A (WIP) formalized proof of a generalized Carleson's theorem in Lean.
- Zulip channel for coordination
- Webpage
- Blueprint
- Blueprint as pdf
- Dependency graph
- Doc pages for this repository
The classical statement of Carleson's theorem is easy. One phrasing is that if you have a continuous periodic function f : ℝ → ℝ
then the Fourier series of f
converges pointwise to f
almost everywhere. However, the proof is very hard! In this project we will prove this theorem, from a much more general theorem, which was recently proved by Christoph Thiele and his group (it has not been published yet at the moment). This generalization proves the boundedness of a generalized Carleson operator on doubling metric measure spaces.
To get the repository, make sure you have installed Lean. Then get the repository using git clone https://github.com/fpvandoorn/carleson.git
and run lake exe cache get!
inside the repository. Run lake build
to build all files in this repository. See the README of my course repository for more detailed instructions.
To publish your changes on Github, you need to be added as a contributor to this repository. Make a Github account if you don't have one already and send your Github account per email to Floris. I will add you.
To push your changes, the easiest method is to use the Source Control
panel in VSCode.
Feel free to push unfinished code and code that is work in progress, but make sure that the file(s)

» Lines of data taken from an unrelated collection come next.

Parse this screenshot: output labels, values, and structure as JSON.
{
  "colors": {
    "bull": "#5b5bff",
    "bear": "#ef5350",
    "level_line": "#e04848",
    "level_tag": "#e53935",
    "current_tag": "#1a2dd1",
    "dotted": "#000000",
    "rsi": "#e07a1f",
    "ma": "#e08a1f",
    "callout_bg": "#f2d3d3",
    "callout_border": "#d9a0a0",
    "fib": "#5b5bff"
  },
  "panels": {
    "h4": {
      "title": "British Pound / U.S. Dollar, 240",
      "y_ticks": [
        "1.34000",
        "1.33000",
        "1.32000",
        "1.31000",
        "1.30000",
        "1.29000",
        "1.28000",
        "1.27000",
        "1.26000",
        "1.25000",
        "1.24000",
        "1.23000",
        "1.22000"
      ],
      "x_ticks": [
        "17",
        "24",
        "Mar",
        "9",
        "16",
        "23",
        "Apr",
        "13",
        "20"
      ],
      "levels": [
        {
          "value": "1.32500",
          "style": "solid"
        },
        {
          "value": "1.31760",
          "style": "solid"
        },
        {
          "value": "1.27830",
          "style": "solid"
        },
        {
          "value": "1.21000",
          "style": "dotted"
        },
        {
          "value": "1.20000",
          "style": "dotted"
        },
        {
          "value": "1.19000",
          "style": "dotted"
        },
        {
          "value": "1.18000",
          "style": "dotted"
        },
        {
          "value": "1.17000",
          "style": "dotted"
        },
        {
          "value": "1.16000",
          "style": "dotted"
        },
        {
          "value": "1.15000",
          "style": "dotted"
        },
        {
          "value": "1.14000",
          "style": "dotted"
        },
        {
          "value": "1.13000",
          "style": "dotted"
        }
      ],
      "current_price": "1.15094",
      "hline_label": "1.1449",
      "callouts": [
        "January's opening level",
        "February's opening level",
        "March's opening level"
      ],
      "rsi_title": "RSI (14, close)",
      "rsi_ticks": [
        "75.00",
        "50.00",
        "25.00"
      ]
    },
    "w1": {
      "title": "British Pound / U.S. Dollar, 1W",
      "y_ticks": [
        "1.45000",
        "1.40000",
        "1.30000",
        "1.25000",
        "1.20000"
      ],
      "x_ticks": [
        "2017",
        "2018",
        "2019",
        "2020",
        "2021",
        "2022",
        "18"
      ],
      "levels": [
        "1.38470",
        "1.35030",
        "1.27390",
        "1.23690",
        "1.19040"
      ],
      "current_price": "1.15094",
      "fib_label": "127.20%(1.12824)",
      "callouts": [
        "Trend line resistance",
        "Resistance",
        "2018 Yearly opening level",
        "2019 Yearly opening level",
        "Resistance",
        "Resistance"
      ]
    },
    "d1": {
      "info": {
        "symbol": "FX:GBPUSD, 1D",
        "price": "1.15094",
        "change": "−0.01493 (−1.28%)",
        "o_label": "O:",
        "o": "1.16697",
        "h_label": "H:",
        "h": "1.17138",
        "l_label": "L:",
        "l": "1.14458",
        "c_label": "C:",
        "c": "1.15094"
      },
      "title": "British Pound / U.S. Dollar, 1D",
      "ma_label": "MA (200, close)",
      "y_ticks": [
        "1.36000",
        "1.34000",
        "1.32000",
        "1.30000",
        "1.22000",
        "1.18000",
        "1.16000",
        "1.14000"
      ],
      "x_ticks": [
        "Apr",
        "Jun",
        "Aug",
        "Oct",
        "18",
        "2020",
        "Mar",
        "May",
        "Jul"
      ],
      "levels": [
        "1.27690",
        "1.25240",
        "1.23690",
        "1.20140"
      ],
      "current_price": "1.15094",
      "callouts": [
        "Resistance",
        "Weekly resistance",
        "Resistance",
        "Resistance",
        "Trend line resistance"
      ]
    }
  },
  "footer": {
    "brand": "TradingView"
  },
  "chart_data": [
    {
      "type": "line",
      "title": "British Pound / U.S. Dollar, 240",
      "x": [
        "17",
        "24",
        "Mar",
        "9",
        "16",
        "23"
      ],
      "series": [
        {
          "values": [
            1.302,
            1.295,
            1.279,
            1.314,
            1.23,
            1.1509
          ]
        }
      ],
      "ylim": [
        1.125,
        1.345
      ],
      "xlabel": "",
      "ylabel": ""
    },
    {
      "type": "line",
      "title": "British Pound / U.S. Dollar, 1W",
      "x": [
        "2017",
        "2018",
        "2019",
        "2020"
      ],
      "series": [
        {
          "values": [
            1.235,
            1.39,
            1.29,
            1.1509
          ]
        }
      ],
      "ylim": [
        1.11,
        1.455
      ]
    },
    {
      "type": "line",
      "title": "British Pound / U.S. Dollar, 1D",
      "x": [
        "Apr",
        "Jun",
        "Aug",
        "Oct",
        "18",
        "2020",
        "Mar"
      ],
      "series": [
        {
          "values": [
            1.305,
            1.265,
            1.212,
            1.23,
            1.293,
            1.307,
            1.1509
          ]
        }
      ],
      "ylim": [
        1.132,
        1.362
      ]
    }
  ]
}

you've worked have no errors (having sorry
's is of course fine).
To test the Blueprint locally, you can compile print.tex
using XeLaTeX (i.e. xelatex print.tex
in the folder blueprint/src
). If you have the Python package invoke
you can also run inv bp
which puts the output in blueprint/print/print.pdf
.
If you feel adventurous and want to build the web version of the blueprint locally, you need to install some packages by following the instructions here. But if the pdf builds locally, you can just make a pull request and use the online blueprint.